I have seen four different styles on how to format a date:
- 1 January 2018
- 1 January, 2018
- 1st January 2018
- 1st January, 2018
Which is used when and where? Which are common and why are there these four different types?
The formats "1 January 2018" and "1st January 2018" are both widespread in Britain.
Including a comma before the year is less common and most style guides recommend against it. It has the undesirable effect that if you start a sentence with "On 1st January, 2018", you'll probably end up also putting a comma after "2018", and whether you do or not, it just looks odd. If you use commas both before and after "2018", it then looks as though the year is a parenthetical aside (set off by commas), and yet if you omit the second comma it looks as though the year belongs to the portion of the sentence after the comma rather than the portion before it.
Using superscript for the ordinal suffix is optional.
British speakers always pronounce the "1" as "the first" even when the date is written without the ordinal suffix. The word "of" is almost always pronounced, too, even though not written.
In American English, "January 1, 2018" is a common style, and including the comma is pretty much mandatory because otherwise you have two numbers coming together in an unpleasant or confusing way.
Questions of style, rather than grammar, can only be answered by choosing to follow an established style guide or choosing the style you want to use and then being consistent. So, the only real answer here is to choose a style and follow it, consistently. The Chicago Manual of Style, for example, has an entire section on date formatting, although I don't think ordinals are ever used.

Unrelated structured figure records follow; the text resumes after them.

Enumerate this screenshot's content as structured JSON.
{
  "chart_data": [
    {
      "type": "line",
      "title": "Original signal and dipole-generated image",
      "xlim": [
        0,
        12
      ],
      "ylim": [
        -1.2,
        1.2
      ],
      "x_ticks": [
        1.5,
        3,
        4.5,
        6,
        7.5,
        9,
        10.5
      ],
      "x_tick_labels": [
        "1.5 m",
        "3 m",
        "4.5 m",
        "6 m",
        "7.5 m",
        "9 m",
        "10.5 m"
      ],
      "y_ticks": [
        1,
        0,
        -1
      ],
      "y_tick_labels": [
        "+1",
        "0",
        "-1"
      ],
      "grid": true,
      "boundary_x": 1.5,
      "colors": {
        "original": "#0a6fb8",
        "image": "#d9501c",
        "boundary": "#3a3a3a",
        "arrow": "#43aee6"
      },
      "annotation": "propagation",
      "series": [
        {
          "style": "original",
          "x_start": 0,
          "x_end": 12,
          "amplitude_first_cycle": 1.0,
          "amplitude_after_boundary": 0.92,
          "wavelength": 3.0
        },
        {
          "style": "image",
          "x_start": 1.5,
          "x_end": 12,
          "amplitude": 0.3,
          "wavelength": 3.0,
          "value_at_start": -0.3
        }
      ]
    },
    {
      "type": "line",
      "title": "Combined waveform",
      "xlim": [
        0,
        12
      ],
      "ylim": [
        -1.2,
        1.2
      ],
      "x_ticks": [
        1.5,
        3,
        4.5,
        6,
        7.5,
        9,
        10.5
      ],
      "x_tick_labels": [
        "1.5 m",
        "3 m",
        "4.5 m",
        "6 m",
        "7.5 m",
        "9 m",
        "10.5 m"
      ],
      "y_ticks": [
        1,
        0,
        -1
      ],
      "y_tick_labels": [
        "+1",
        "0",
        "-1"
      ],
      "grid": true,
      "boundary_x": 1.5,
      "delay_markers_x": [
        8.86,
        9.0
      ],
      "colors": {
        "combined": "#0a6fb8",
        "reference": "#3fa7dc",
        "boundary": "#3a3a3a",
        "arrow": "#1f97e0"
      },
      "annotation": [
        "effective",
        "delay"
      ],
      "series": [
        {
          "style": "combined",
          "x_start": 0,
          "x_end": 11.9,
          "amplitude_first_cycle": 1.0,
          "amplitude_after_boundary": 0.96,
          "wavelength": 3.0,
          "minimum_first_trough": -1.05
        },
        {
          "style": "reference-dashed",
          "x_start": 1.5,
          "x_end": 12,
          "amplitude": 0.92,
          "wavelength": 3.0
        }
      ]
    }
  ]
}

All the formats are correct, especially in BrE. In AmE, you usually write as follows:
January 1, 2018
January 1st, 2018
As for the difference between 1 January (,) 2018 and 1st January (,) 2018, the use of ordinal numbers i.e. 1st, 2nd, etc. is less common.
January 1, 2018
are far more common. And the ordinals (1st, 2nd, 3rd) are rarely used in written dates. It might have been easier to take this question seriously if you asked about more common styles and showed where you had found them; perhaps you would have had a less hostile reception at English Language Learners.